Procedure

AV Node Ablation

Catheter ablation of the AV node to produce complete heart block in patients with refractory atrial tachyarrhythmias who already have (or will receive) a ventricular pacing system. A short, high-yield procedure with a predictable workflow.

Typical duration
30 min
Sedation
Moderate sedation

Overview

AV node ablation is one of the shortest procedures we do in the lab, but it has the biggest downstream commitment for the patient: lifelong pacemaker dependence. We perform it when rate control of AF, atrial flutter, or other atrial tachycardias has failed despite optimized medical therapy, and the patient already has — or is receiving — a ventricular pacing system (RV-only, CRT, or conduction-system pacing).

Indications

  • Symptomatic, drug-refractory rapid ventricular response in persistent or permanent AF
  • Tachycardia-mediated cardiomyopathy where rhythm control is not feasible
  • Inappropriate ICD shocks driven by rapidly conducted AF after antiarrhythmic optimization
  • CRT non-response due to low biventricular pacing percentage from breakthrough AF conduction

Pre-procedure prep

  • Confirm device status. If a pacemaker or CRT is already in place, interrogate the morning of the case and document RV (or LV) capture threshold, sensing, and impedance. Borderline thresholds get re-checked before we ablate.
  • If the device is being implanted at the same session, complete the implant and confirm acceptable parameters before moving to ablation.
  • INR or DOAC plan reviewed. AVN ablation does not require interruption of anticoagulation for AF — continue uninterrupted in most cases.
  • NPO per institutional protocol; large-bore peripheral IV; type and screen not routinely required.
  • Pre-procedure ECG and rhythm strip in the chart.

Sterile setup

  • Right femoral venous access only — single 8 Fr sheath is typical.
  • Standard groin prep and drape; a single-site case so no need for full chest field unless device implant is combined.
  • Have a temporary pacing wire and external pacing pads on the patient as backup in case of device malfunction during the case.

Equipment

  • 8 Fr femoral venous sheath
  • Steerable ablation catheter, 4 mm or 8 mm tip (irrigated not required for most cases)
  • RF generator with temperature and power monitoring
  • EP recording system with surface ECG and intracardiac electrograms
  • Programmer for the patient’s pacemaker or ICD
  • Fluoroscopy with LAO and RAO views
  • External defibrillator pads, transcutaneous pacing capability
  • Standard ACLS cart

Technique

  1. Vascular access under ultrasound guidance, single venous sheath.
  2. Pace the device asynchronously (VOO or DOO at 80–90 bpm) before ablation so that transient AV block does not produce a pause. Document the change in the device tracking sheet.
  3. Map the His on the tricuspid annulus from a right-sided approach. We want a clear His electrogram with a small atrial and large ventricular signal.
  4. Pull back slightly toward the AV node — the target is a position with a larger A and a smaller H (the compact AV node), typically 1–2 cm proximal to a robust His signal.
  5. Deliver RF at 40–50 W, temperature limit 60–65 °C, for 30–60 seconds. Look for junctional rhythm within the first 10–15 seconds — this is the marker of effective lesioning.
  6. Confirm complete block. Once AV block is achieved, observe for 10–15 minutes to ensure it is durable. If conduction returns, re-map and re-ablate.
  7. Restore device programming to a paced rate of 80–90 bpm (we will keep this elevated for 1–3 months).
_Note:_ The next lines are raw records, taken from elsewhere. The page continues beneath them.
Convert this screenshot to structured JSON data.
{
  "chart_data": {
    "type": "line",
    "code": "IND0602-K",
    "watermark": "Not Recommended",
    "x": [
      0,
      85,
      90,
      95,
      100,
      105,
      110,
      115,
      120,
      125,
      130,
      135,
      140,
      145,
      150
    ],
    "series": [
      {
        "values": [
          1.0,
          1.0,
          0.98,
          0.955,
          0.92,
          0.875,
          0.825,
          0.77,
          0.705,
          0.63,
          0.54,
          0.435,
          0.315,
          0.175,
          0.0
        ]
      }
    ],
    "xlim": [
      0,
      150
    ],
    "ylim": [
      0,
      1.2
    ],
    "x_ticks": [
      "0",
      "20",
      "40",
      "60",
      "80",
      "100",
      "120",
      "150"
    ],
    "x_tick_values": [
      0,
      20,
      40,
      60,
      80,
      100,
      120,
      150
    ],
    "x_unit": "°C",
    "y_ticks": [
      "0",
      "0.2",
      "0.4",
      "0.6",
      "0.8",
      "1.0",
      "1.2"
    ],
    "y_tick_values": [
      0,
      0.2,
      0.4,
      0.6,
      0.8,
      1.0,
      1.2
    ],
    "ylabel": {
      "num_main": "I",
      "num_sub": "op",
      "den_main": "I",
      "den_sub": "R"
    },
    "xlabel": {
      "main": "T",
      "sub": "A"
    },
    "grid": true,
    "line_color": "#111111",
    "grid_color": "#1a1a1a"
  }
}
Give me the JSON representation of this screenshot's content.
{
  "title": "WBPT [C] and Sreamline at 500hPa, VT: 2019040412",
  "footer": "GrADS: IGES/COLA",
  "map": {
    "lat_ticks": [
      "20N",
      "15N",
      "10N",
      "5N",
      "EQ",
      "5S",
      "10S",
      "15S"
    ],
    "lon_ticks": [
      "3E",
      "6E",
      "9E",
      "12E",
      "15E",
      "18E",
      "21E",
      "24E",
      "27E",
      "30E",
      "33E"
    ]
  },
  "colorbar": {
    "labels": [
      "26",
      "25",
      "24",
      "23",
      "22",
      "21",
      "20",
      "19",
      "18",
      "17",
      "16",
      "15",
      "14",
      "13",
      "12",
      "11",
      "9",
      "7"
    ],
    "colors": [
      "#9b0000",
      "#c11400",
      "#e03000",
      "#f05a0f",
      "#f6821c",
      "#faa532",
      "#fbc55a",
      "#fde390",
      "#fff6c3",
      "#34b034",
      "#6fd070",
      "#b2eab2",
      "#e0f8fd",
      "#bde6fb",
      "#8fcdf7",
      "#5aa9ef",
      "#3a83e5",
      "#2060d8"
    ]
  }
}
Threshold and endpoint targets

  • Junctional rhythm during ablation is expected and reassuring.
  • Endpoint is sustained complete AV block with the patient pacing reliably and no retrograde conduction.
  • If we get accelerated junctional rhythm without block, stop, reposition slightly distally, and re-energize.

Complications

  • Loss of ventricular pacing — the catastrophic complication; mitigated by pre-ablation device check and asynchronous pacing
  • Pause-dependent polymorphic VT in the early post-procedure window — mitigated by the 80–90 bpm pacing strategy
  • Femoral hematoma, AV fistula, pseudoaneurysm
  • Inadvertent block of the His rather than the AV node (rarely clinically important since we are creating block intentionally)

Post-procedure orders

  • Bed rest with groin pressure per protocol; ambulate at 2–3 hours
  • Telemetry overnight in most cases
  • Device check the next morning to confirm pacing percentage, capture threshold, and sensing
  • Discharge instructions: no driving for 24 hours; pacemaker-dependent precautions reviewed
  • Follow-up device interrogation in 2 weeks, then per device clinic schedule
  • Reduce paced lower rate to a physiologic 60 bpm at the 1–3 month visit

Last reviewed by Dr. Colombowala on May 22, 2026.

Not medical advice. This page is educational. Your situation may differ — discuss it with Dr. Colombowala or your treating physician before making decisions.